Com o passar do tempo essa casa foi ganhando uma fisionomia própria, configurando um mapa mental que me desperta com grande saudade.
Recordo-me dos seus pequenos detalhes e mistérios, que servem para aninhar-me naquele passado que tanta riqueza me deixou.
A nossa casa velha ficava rente à calçada e era composta por móveis antigos para a época atual, sendo um deles uma grande mesa quadrada num dos cantos da sala, enfeitada por um vaso de vidro com espadas de São Jorge. Penso que essa planta fez parte “viva” de toda a minha infância, não morrendo nem amarelando em qualquer época.
Havia um cômodo sem janelas e nele encontrava-se uma cristaleira antiga e uma cômoda que, juntas, faziam parte de um conjunto com a mesa da sala, típico daquela época.

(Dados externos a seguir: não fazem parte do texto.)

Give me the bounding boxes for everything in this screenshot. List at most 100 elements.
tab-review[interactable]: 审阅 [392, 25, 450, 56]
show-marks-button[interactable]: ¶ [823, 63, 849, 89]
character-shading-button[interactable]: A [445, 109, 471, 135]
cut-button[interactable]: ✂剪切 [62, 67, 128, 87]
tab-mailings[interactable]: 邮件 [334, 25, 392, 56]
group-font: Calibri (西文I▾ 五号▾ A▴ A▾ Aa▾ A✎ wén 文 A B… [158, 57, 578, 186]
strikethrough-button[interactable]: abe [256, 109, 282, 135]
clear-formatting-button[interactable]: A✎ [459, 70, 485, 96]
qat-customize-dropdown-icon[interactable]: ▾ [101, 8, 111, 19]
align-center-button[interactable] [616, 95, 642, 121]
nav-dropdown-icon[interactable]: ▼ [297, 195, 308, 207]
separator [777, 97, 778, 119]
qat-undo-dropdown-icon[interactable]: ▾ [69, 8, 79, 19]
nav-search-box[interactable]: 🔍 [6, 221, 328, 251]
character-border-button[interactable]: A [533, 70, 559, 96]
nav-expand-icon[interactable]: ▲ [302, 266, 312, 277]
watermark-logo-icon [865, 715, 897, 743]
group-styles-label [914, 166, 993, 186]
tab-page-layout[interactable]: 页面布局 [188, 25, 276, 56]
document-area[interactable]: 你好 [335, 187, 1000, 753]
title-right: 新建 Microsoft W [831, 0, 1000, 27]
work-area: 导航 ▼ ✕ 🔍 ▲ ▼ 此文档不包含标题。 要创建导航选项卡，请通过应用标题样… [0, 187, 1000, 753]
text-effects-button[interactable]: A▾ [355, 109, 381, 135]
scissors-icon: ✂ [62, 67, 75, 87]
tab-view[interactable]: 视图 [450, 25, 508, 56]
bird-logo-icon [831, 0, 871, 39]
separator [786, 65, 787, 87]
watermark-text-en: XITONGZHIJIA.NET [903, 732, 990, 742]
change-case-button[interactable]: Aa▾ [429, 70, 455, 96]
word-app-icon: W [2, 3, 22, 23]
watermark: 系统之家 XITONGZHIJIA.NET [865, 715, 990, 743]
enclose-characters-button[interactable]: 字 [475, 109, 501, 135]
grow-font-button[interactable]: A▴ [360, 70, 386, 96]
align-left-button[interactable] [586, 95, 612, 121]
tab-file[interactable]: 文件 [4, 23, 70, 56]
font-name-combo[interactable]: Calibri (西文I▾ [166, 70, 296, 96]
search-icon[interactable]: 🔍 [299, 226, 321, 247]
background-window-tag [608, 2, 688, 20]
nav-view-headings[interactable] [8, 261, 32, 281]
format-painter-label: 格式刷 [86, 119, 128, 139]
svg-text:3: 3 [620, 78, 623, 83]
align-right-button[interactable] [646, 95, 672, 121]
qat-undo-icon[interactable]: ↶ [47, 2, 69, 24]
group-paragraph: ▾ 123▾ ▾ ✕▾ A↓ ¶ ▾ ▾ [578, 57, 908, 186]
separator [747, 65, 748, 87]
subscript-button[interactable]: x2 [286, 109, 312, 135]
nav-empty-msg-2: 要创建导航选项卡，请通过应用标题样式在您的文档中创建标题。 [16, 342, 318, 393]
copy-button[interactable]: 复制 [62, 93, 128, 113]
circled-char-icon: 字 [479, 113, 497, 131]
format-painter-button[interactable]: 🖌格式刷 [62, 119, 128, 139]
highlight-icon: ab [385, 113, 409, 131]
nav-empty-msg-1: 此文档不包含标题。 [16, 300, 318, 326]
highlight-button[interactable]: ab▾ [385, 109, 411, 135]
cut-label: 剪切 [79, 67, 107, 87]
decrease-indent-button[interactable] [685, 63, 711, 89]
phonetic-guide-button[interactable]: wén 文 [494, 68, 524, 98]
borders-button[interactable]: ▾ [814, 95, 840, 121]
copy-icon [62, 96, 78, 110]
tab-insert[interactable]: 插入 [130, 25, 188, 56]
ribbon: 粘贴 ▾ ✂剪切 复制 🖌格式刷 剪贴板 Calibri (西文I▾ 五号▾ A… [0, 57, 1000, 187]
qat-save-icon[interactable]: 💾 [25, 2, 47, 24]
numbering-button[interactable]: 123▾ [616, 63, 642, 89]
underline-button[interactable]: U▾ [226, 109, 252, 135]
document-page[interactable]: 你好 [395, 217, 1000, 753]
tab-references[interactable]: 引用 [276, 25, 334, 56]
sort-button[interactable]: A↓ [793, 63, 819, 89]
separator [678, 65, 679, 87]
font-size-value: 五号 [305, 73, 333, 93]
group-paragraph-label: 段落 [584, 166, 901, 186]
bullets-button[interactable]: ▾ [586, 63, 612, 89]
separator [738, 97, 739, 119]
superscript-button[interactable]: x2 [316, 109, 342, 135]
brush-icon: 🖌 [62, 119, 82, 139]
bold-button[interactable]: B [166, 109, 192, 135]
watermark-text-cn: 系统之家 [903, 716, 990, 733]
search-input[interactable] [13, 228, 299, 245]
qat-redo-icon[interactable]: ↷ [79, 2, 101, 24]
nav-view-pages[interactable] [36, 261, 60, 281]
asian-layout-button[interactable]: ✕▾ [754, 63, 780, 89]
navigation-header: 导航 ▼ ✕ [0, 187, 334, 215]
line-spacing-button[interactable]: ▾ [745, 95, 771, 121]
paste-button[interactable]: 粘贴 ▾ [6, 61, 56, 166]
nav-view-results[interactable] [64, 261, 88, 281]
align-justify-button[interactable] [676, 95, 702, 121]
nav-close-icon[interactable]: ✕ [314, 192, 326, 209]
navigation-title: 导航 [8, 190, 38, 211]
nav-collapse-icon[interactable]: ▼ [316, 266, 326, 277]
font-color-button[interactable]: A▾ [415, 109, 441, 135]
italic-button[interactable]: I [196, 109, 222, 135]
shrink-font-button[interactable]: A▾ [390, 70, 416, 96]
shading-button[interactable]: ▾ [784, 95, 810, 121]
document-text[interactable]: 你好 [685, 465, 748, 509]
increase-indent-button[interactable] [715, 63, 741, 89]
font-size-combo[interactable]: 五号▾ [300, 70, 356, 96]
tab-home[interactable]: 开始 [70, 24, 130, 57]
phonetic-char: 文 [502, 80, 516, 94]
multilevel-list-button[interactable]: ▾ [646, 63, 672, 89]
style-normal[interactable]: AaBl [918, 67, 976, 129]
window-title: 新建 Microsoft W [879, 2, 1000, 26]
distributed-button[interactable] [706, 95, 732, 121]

Um grande mistério, já que eu desconhecia o velho hábito da construção do “quarto para as donzelas”.
Afora o quarto de meus pais e o nosso quarto, havia um terceiro quarto, que tinha uma porta interna e outra que dava para a fachada da casa. Mais um mistério ...
A sala de jantar era grande e contava com duas janelas que se abriam para o pátio.
À esquerda da sala de jantar ficava a grande cozinha, enfeitada com ladrilhos de cor “bordô” contornados por filetes brancos, já desgastados pelo tempo e, num espaço providencial, um fogão à lenha.
O banheiro. Ah.... o banheiro era muito diferente. Contava com uma grande pia branca, piso de cimento queimado, vaso branco com “descarga de puxar” e um chuveiro à álcool. Sim! À álcool.
Estranho: o banheiro tinha uma porta para a cozinha e uma porta para o pátio. Mais um mistério ...
Nossa casa velha tinha, no pátio, uma cirterna - uma grande caixa construída com tijolos para alojar a água da chuva, e um galpãozinho, local que eu utilizava para dar precários acordes num violão e participar de brincadeiras “inventadas”.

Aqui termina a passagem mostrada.